Roxadustat for dialysis patients with erythropoietin hypo-responsiveness: a single-center, prospective investigation

医学 转铁蛋白饱和度 促红细胞生成素 总铁结合能力 血红蛋白 铁蛋白 单中心 血清铁 内科学 不利影响 透析 转铁蛋白 红细胞生成 红细胞压积 贫血 内分泌学 胃肠病学 缺铁
作者
Yue Zhou,Xiaoxia Chen,Yafeng Zhang,Jizhuang Lou,Hongbo Yuan
出处
期刊:Internal and Emergency Medicine [Springer Science+Business Media]
卷期号:16 (8): 2193-2199 被引量:16
标识
DOI:10.1007/s11739-021-02738-4
摘要

Dialysis patients with erythropoietin hypo-responsiveness suffered from refractory anemia. Roxadustat reversibly binds and inhibits hypoxia-inducible factor-prolyl hydroxylase (HIF-PHD), resulting in increased endogenous EPO which stimulates erythropoiesis, theoretically has an advantage over exogenous EPO in anti-anemia therapy. From September 2019 to October 2020, 32 dialysis patients with hypo-responsiveness to erythropoietin were evaluated. During the 24-week follow-up period, all patients were taken off erythropoietin and switched to roxadustat. Dosage adjustments were administrated according to the fluctuation of hemoglobin level during the treatment. Parameters about anemia, iron metabolism and biochemical indexes were collected, and adverse events were recorded. A total of 31 patients completed the clinical observation, with varying degrees of malnutrition-inflammation. Post treatment, the levels of transferrin and total iron-binding capacity were increased, while that of transferrin saturation and cholesterol decreased. 15 cases (accounting for 48.39%, designated as fulfilled group) met the target level of hemoglobin, while 16 cases (51.61%, non-fulfilled group) did not.
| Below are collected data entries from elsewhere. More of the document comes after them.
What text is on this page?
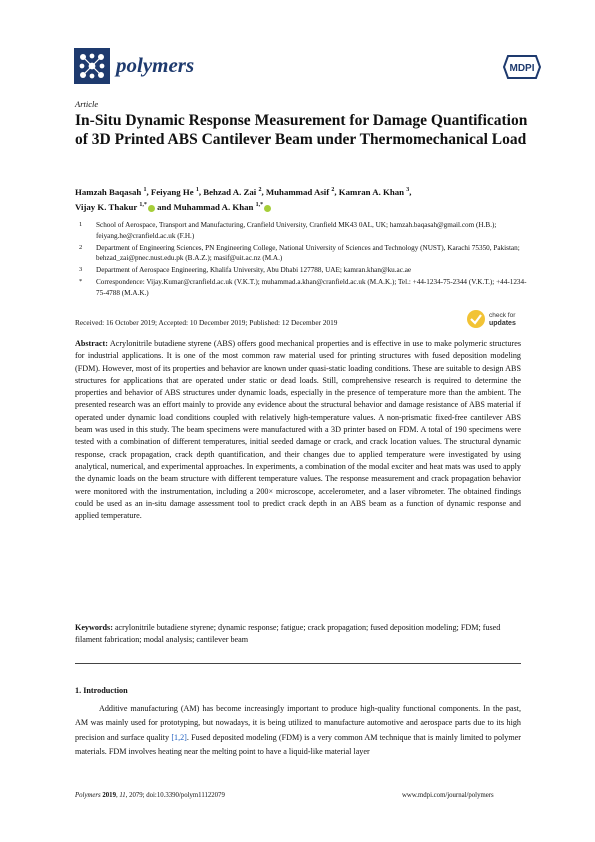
polymers	MDPI
Article
In-Situ Dynamic Response Measurement for Damage Quantification of 3D Printed ABS Cantilever Beam under Thermomechanical Load
Hamzah Baqasah $^1$, Feiyang He $^1$, Behzad A. Zai $^2$, Muhammad Asif $^2$, Kamran A. Khan $^3$,
Vijay K. Thakur $^{1,*}$ and Muhammad A. Khan $^{1,*}$
1	School of Aerospace, Transport and Manufacturing, Cranfield University, Cranfield MK43 0AL, UK; hamzah.baqasah@gmail.com (H.B.); feiyang.he@cranfield.ac.uk (F.H.)
2	Department of Engineering Sciences, PN Engineering College, National University of Sciences and Technology (NUST), Karachi 75350, Pakistan; behzad_zai@pnec.nust.edu.pk (B.A.Z.); masif@uit.ac.nz (M.A.)
3	Department of Aerospace Engineering, Khalifa University, Abu Dhabi 127788, UAE; kamran.khan@ku.ac.ae
*	Correspondence: Vijay.Kumar@cranfield.ac.uk (V.K.T.); muhammad.a.khan@cranfield.ac.uk (M.A.K.); Tel.: +44-1234-75-2344 (V.K.T.); +44-1234-75-4788 (M.A.K.)
Received: 16 October 2019; Accepted: 10 December 2019; Published: 12 December 2019
check for
updates
Abstract: Acrylonitrile butadiene styrene (ABS) offers good mechanical properties and is effective in use to make polymeric structures for industrial applications. It is one of the most common raw material used for printing structures with fused deposition modeling (FDM). However, most of its properties and behavior are known under quasi-static loading conditions. These are suitable to design ABS structures for applications that are operated under static or dead loads. Still, comprehensive research is required to determine the properties and behavior of ABS structures under dynamic loads, especially in the presence of temperature more than the ambient. The presented research was an effort mainly to provide any evidence about the structural behavior and damage resistance of ABS material if operated under dynamic load conditions coupled with relatively high-temperature values. A non-prismatic fixed-free cantilever ABS beam was used in this study. The beam specimens were manufactured with a 3D printer based on FDM. A total of 190 specimens were tested with a combination of different temperatures, initial seeded damage or crack, and crack location values. The structural dynamic response, crack propagation, crack depth quantification, and their changes due to applied temperature were investigated by using analytical, numerical, and experimental approaches. In experiments, a combination of the modal exciter and heat mats was used to apply the dynamic loads on the beam structure with different temperature values. The response measurement and crack propagation behavior were monitored with the instrumentation, including a 200× microscope, accelerometer, and a laser vibrometer. The obtained findings could be used as an in-situ damage assessment tool to predict crack depth in an ABS beam as a function of dynamic response and applied temperature.
Keywords: acrylonitrile butadiene styrene; dynamic response; fatigue; crack propagation; fused deposition modeling; FDM; fused filament fabrication; modal analysis; cantilever beam
1. Introduction
Additive manufacturing (AM) has become increasingly important to produce high-quality functional components. In the past, AM was mainly used for prototyping, but nowadays, it is being utilized to manufacture automotive and aerospace parts due to its high precision and surface quality [1,2]. Fused deposited modeling (FDM) is a very common AM technique that is mainly limited to polymer materials. FDM involves heating near the melting point to have a liquid-like material layer
Polymers 2019, 11, 2079; doi:10.3390/polym11122079	www.mdpi.com/journal/polymers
The baseline conditions of the above two groups were compared. The levels of hypersensitive C-reactive protein, interleukin-6 and serum ferritin in the non-fulfilled group were higher than those in the fulfilled group, and the levels of residual renal function, serum albumin, iron, transferrin and total iron-binding capacity were lower than those in the fulfilled group. Linear regression analysis showed that increase of HsCRP had a negative effect on the improvement of Hb. One case of adverse reaction grade 3 and four cases of grade 2 occurred throughout the study, yet all were relieved after therapy. Significant anti-anemia effects could be achieved in most patients with erythropoietin hypo-responsiveness after treatment with roxadustat, accompanied by relatively mild and rare adverse reactions. The malnutrition-inflammation states of patients may interfere with the anti-anemia effect of roxadustat, and iron utilization is more important than iron storage in anemia improvement.